JAMA, The Journal of the American Medical Association
Wednesday, May 25, 1994
Vol. 271, No. 20, ISSN: 0098-7484

Adverse reactions to tetanus toxoid. (Questions and Answers)
John R. Agnew Roland W. Sutter

Q A patient, previously immunized in the military, received a tetanus toxoid booster vaccination that resulted in a painful,
erythematous upper extremity, with several days of fever and lassitude. If he has a penetrating injury in the future, what should
be done?

John R. Agnew, MD

Fort Myers, Fla

A Although few details of this patient's adverse event following vaccination are available, in general, adverse reactions following
tetanus toxoid may be influenced by the number of previous doses, the toxoid dosage, the route and method of administration,
and the presence of adjuvants and/or other antigens (such as diphtheria toxoid) in the preparation chosen. The most common
adverse event following tetanus booster vaccination (in 50% to 85% of recipients) is a local reaction characterized by pain and
tenderness at the injection site, less frequently (in 20% to 30%) followed by edema and erythema, and rarely (less than 2%)
marked by considerable swelling.[1] Several studies have found a direct correlation between the circulating tetanus antitoxin
level and the degree of local reaction. A few reports have described massive local reactions (eg, associated with swelling from
elbow to shoulder), occurring primarily in persons receiving multiple booster doses of toxoid. Generally, these reactions begin
within 2 to 8 hours after the injection. Circulating antibody apparently forms complexes with the deposited toxoid to induce an
inflammatory response (Arthus reaction, type II hypersensitivity). Fever can accompany a local response (in 0.5% to 7%),
particularly when local reaction is marked or antitoxin levels are high, or both. However, a temperature higher than
39[degrees]C is rare, and other systemic symptoms, such as headache or malaise, are rarely reported. The preservative used in
tetanus toxoid (ie, thimerosal) can lead to delayed-type hypersensitivity, while serum-sicknesslike illnesses appear to be rarely
associated with tetanus toxoid.

This patient most likely experienced an Arthus-type reaction, probably caused by multiple previous doses of the toxoid that
resulted in high levels of circulating tetanus antitoxin. Assessment of tetanus antitoxin levels could substantiate the diagnosis and
assist future management in the event of a penetrating injury. If high levels of tetanus antitoxin are found, the patient should be
protected for at least 10 years, and tetanus toxoid should not be administered during this period. If tetanus antitoxin levels are
low, the patient should be evaluated by an immunologist or allergist; tetanus immunoglobulin could be used in the event of a
tetanus-prone wound to provide short-term protection until tetanus toxoid can be safely administered. To prevent such
reactions, tetanus toxoid should not be administered routinely more frequently than every 10 years as recommended by the
Advisory Committee on Immunization Practices.[2]
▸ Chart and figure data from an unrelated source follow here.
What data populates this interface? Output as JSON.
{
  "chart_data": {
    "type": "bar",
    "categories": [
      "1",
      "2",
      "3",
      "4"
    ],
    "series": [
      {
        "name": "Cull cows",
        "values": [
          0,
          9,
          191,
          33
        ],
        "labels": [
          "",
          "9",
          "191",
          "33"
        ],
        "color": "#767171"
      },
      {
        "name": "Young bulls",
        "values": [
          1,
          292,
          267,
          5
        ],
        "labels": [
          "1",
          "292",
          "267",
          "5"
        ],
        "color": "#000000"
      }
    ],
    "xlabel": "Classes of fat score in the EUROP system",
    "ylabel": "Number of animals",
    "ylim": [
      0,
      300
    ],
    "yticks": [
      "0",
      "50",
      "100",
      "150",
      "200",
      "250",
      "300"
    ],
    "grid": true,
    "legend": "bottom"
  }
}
To better monitor the risk and nature of serious adverse events following vaccination (including vaccination with tetanus toxoid),
physicians are requested to report these events to the Vaccine Adverse Event Reporting System. Report forms and additional
information on reporting may be obtained by telephoning (800) 822-7967.

Roland W. Sutter, MD, MPH&TM

National Immunization Program
Centers for Disease Control and Prevention

Atlanta, Ga [1.] Wassilak SGF, Orenstein WA, Sutter RW. Tetanus toxoid. In: Plotkin SA, Mortimer EA, eds. Vaccines. 2nd
ed. Philadelphia, Pa: WB Saunders Co. In press. [2.] Centers for Disease Control. Diphtheria, tetanus, and pertussis:
recommendations for vaccine use and other preventive measures. MMWR Morb Mortal Wkly Rep. 1991;40(RR-10):1-28.